Object security should focus on access control and encryption of data in transit and at rest. Other concerns may relate to system abuse, illegal or malicious content storage, and cross authentication attack vectors.
Block Storage¶
The OpenStack Block Storage service (cinder) provides persistent block storage for compute instances. The Block Storage service is responsible for managing the life-cycle of block devices, from the creation and attachment of volumes to instances, to their release.
Security considerations for block storage are similar to that of object storage.
Networking¶
The OpenStack Networking service (neutron, previously called quantum) provides various networking services to cloud users (tenants) such as IP address management, DNS, DHCP, load balancing, and security groups (network access rules, like firewall policies). It provides a framework for software defined networking (SDN) that allows for pluggable integration with various networking solutions.
OpenStack Networking allows cloud tenants to manage their guest network configurations. Security concerns with the networking service include network traffic isolation, availability, integrity and confidentiality.
Dashboard¶
The OpenStack Dashboard (horizon) provides a web-based interface for both cloud administrators and cloud tenants. Through this interface administrators and tenants can provision, manage, and monitor cloud resources. Horizon is commonly deployed in a public facing manner with all the usual security concerns of public web portals.
Identity service¶
The OpenStack Identity service (keystone) is a shared service that provides authentication and authorization services throughout the entire cloud infrastructure. The Identity service has pluggable support for multiple forms of authentication.

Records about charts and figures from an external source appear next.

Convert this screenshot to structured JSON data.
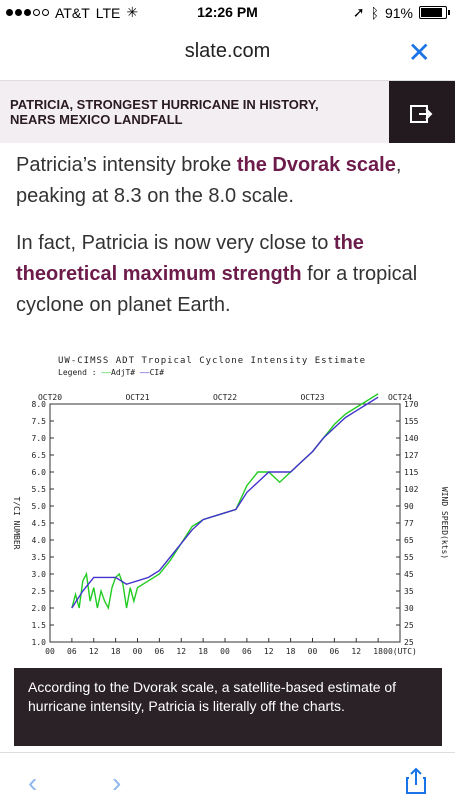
{
  "status": {
    "carrier": "AT&T",
    "network": "LTE",
    "time": "12:26 PM",
    "battery": "91%"
  },
  "browser": {
    "domain": "slate.com",
    "close_icon": "close-icon"
  },
  "banner": {
    "title": "PATRICIA, STRONGEST HURRICANE IN HISTORY, NEARS MEXICO LANDFALL",
    "share_icon": "share-out-icon"
  },
  "article": {
    "p1_prefix": "Patricia’s intensity broke ",
    "p1_link": "the Dvorak scale",
    "p1_suffix": ", peaking at 8.3 on the 8.0 scale.",
    "p2_prefix": "In fact, Patricia is now very close to ",
    "p2_link": "the theoretical maximum strength",
    "p2_suffix": " for a tropical cyclone on planet Earth."
  },
  "chart_data": {
    "type": "line",
    "title": "UW-CIMSS ADT Tropical Cyclone Intensity Estimate",
    "legend_label": "Legend :",
    "series": [
      {
        "name": "AdjT#",
        "color": "#22cc22",
        "x": [
          12,
          14,
          16,
          18,
          20,
          22,
          24,
          26,
          28,
          30,
          32,
          34,
          36,
          38,
          40,
          42,
          44,
          46,
          48,
          54,
          60,
          66,
          72,
          78,
          84,
          90,
          96,
          102,
          108,
          114,
          120,
          126,
          132,
          138,
          144,
          150,
          156,
          162,
          168,
          174,
          180
        ],
        "y": [
          2.0,
          2.4,
          2.0,
          2.8,
          3.0,
          2.2,
          2.6,
          2.0,
          2.5,
          2.2,
          2.0,
          2.6,
          2.9,
          3.0,
          2.7,
          2.0,
          2.6,
          2.2,
          2.6,
          2.8,
          3.0,
          3.4,
          3.9,
          4.4,
          4.6,
          4.7,
          4.8,
          4.9,
          5.6,
          6.0,
          6.0,
          5.7,
          6.0,
          6.3,
          6.6,
          7.0,
          7.4,
          7.7,
          7.9,
          8.1,
          8.3
        ]
      },
      {
        "name": "CI#",
        "color": "#4433cc",
        "x": [
          12,
          18,
          24,
          30,
          36,
          42,
          48,
          54,
          60,
          66,
          72,
          78,
          84,
          90,
          96,
          102,
          108,
          114,
          120,
          126,
          132,
          138,
          144,
          150,
          156,
          162,
          168,
          174,
          180
        ],
        "y": [
          2.0,
          2.5,
          2.9,
          2.9,
          2.9,
          2.7,
          2.8,
          2.9,
          3.1,
          3.5,
          3.9,
          4.3,
          4.6,
          4.7,
          4.8,
          4.9,
          5.4,
          5.7,
          6.0,
          6.0,
          6.0,
          6.3,
          6.6,
          7.0,
          7.3,
          7.6,
          7.8,
          8.0,
          8.2
        ]
      }
    ],
    "top_dates": [
      "OCT20",
      "OCT21",
      "OCT22",
      "OCT23",
      "OCT24"
    ],
    "x_ticks": [
      "00",
      "06",
      "12",
      "18",
      "00",
      "06",
      "12",
      "18",
      "00",
      "06",
      "12",
      "18",
      "00",
      "06",
      "12",
      "18",
      "00(UTC)"
    ],
    "ylabel": "T/CI NUMBER",
    "y_ticks": [
      "8.0",
      "7.5",
      "7.0",
      "6.5",
      "6.0",
      "5.5",
      "5.0",
      "4.5",
      "4.0",
      "3.5",
      "3.0",
      "2.5",
      "2.0",
      "1.5",
      "1.0"
    ],
    "right_ylabel": "WIND SPEED(kts)",
    "right_ticks": [
      "170",
      "155",
      "140",
      "127",
      "115",
      "102",
      "90",
      "77",
      "65",
      "55",
      "45",
      "35",
      "30",
      "25",
      "25"
    ],
    "ylim": [
      1.0,
      8.0
    ],
    "xlim": [
      0,
      192
    ]
  },
  "caption": {
    "text": "According to the Dvorak scale, a satellite-based estimate of hurricane intensity, Patricia is literally off the charts."
  },
  "toolbar": {
    "back_icon": "back-chevron-icon",
    "forward_icon": "forward-chevron-icon",
    "share_icon": "share-icon"
  }
}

Security concerns here pertain to trust in authentication, management of authorization tokens, and secure communication.
Image service¶
The OpenStack Image service (glance) provides disk image management services. The Image service provides image discovery, registration, and delivery services to the Compute service, as needed.
Trusted processes for managing the life cycle of disk images are required, as are all the previously mentioned issues with respect to data security.
Data processing service¶
The Data Processing service for OpenStack (sahara) provides a platform for the provisioning, management, and usage of clusters running popular processing frameworks.
Security considerations for data processing should focus on data privacy and secure communications to provisioned clusters.
Other supporting technology¶
OpenStack relies on messaging for internal communication between several of its services. By default, OpenStack uses message queues based on the AMQP. Similar to most OpenStack services, it supports pluggable components. Today the implementation back end could be RabbitMQ, Qpid, or ZeroMQ.
As most management commands flow through the message queuing system, it is a primary security concern for any OpenStack deployment. Message queuing security is discussed in detail later in this guide.
Several of the components use databases though it is not explicitly called out. Securing the access to the databases and their contents is yet another security concern, and consequently discussed in more detail later in this guide.